The DJ’s widow Dot Phillips recalled that it “wasn't anything for Dewey to call at twelve midnight and say that there was a bunch coming out to the house," but that he didn’t expect his wife to feed the whole gang; rather, he and Presley would order a hundred or so burgers from the Krystal restaurant downtown for pickup after the broadcast, and “maybe an hour later [the two men and] the crowd would arrive. They'd come walking in the front door both of 'em carrying just sacks full of those durn things."

7. "KRYSTAL BOB" WASN’T A HIT, BUT HIS DOG WAS.

As far as advertising campaigns go, Krystal's disembodied head named Bob was definitely an odd one. Krystal officials themselves noted that they got parental complaints that the ads were scaring some children, and Advertising Age wrote that the campaign was "very bizarre and ... marginally offensive." The mostly unpopular mascot got the swift boot after just three years. "While Bob was highly effective in building awareness and sales, we wanted to enhance the Krystal concept by focusing on our primary point of interest—unique, great-tasting food that people crave," Krystal VP of marketing Tom Whitley told the Associated Press in 1994.

After giving customers the option to take home free "Boot Bob" or "Keep Bob" bumper stickers in order to gauge Bob's popularity, the company found that 70% of patrons "were in favor of booting Bob," and despite the fact that most customers did want the company to keep Bob's dog George around, "it was an all or nothing deal," Whitley said.

8. A COUNTRY SINGER TOOK HER PSEUDONYM FROM THE RESTAURANT.

The story goes that country/crossover singer Crystal Gayle, born Brenda Gail Webb, based her stage name on Krystal. Supposedly, her sister—country star Loretta Lynn—suggested the first name Crystal because of the burger chain, and Brenda, who dug the idea, rounded out the new moniker by making a version of her own middle name into her surname.
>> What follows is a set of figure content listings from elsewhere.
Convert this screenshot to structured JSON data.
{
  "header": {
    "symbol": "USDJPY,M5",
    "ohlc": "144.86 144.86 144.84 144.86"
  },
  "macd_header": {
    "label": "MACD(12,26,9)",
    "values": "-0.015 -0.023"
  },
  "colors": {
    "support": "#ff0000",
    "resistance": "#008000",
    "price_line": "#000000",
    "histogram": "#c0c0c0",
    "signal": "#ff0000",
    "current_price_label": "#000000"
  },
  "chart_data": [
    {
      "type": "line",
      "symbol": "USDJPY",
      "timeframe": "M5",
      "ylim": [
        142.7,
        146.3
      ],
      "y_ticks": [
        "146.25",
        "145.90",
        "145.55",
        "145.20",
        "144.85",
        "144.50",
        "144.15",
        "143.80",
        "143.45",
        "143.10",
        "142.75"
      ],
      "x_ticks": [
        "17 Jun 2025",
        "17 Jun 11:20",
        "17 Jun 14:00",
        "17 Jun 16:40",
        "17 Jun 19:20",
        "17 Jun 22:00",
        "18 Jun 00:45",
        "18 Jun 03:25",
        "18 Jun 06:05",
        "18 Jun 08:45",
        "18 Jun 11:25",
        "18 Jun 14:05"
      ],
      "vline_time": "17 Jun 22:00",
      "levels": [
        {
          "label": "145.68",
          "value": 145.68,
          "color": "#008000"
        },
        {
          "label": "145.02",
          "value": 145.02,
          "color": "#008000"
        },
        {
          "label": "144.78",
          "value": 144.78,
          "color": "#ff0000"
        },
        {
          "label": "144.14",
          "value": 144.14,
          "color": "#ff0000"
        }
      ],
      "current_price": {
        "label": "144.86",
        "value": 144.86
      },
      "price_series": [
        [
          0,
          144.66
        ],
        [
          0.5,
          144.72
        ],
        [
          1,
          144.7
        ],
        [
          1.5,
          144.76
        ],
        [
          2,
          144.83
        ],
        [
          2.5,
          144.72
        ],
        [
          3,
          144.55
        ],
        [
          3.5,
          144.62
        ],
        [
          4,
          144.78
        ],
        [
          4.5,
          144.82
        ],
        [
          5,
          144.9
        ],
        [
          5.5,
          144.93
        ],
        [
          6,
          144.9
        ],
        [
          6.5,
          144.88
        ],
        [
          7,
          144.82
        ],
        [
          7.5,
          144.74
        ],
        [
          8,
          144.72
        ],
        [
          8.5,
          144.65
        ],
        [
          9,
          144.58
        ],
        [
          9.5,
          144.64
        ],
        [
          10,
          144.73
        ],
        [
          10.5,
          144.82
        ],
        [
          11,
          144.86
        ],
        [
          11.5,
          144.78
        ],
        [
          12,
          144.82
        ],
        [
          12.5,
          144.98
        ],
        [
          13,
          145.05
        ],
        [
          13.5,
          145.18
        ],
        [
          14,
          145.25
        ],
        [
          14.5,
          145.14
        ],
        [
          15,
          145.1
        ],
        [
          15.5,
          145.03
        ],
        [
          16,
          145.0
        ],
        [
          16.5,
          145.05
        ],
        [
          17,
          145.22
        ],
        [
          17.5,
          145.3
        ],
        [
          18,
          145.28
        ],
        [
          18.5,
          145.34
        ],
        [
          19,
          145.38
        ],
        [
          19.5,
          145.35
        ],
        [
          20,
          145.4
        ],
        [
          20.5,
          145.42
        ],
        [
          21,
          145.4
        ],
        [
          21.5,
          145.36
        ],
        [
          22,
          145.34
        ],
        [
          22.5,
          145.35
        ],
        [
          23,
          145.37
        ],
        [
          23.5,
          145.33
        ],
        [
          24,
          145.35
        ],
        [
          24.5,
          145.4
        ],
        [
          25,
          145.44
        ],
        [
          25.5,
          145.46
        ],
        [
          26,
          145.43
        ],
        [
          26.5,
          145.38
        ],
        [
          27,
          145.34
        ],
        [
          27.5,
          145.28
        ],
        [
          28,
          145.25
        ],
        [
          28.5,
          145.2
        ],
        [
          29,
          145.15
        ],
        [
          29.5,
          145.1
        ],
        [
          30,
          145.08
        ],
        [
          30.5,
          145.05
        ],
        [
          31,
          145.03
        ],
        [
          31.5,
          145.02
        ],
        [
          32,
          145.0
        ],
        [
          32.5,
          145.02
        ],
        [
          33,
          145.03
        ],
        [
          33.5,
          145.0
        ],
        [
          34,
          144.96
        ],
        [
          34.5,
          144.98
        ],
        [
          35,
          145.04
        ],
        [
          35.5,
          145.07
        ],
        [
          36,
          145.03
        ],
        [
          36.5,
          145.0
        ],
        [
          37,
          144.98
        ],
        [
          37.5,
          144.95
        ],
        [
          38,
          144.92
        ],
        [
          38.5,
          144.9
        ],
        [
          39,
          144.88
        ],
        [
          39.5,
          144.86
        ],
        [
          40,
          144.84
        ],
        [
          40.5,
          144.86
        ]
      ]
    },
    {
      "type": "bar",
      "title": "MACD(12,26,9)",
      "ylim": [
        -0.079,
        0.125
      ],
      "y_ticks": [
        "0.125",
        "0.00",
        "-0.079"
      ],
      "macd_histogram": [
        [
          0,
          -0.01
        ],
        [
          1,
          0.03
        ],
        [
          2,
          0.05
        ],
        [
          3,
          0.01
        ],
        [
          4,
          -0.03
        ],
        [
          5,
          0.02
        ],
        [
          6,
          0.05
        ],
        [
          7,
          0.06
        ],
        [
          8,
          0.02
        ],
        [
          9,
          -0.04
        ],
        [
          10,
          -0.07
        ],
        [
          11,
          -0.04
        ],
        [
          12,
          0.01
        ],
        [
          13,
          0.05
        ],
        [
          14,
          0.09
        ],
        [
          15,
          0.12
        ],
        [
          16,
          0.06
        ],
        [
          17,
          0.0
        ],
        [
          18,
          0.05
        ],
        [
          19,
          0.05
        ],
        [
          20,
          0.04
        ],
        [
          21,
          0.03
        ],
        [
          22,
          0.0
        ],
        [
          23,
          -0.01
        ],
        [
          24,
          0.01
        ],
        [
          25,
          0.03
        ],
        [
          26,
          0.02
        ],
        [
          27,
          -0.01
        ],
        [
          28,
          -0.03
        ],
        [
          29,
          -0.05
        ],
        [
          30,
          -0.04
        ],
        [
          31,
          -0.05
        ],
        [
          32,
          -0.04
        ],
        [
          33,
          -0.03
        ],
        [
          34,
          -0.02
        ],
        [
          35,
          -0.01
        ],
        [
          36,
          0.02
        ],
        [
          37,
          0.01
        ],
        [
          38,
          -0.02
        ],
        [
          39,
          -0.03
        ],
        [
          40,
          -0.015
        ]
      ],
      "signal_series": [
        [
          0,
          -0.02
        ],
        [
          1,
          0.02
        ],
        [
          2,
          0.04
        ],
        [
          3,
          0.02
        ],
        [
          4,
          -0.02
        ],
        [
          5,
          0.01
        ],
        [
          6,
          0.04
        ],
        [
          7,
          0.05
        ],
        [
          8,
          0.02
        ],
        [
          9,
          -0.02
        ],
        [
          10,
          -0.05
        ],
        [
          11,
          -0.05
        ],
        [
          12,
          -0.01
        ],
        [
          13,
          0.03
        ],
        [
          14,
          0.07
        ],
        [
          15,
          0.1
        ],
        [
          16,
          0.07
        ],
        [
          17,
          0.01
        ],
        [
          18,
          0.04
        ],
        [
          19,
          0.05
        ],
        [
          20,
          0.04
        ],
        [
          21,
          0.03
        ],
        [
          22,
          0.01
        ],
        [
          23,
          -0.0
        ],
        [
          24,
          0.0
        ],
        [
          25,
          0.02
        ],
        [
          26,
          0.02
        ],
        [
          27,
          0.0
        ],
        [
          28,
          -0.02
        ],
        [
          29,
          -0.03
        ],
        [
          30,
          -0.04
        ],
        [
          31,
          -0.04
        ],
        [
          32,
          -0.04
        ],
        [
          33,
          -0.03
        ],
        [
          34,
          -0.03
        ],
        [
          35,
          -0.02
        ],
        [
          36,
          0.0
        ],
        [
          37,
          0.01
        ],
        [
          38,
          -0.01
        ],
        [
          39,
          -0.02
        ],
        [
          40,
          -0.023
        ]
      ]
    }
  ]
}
It served her well—Crystal won a Grammy and was named the CMA Female Vocalist of the Year in both 1977 and '78.

9. PRO EATER JOEY CHESTNUT HOLDS THE KRYSTAL SQUARE OFF TITLE.

For six years, Krystal hosted the World Hamburger Eating Championship with its Krystal Square Off, and in 2007, Joey Chestnut—of Nathan's Hot Dog championship fame—downed an impressive 103 Krystal burgers in eight minutes. Even if they're little, that's a lot of sackfuls.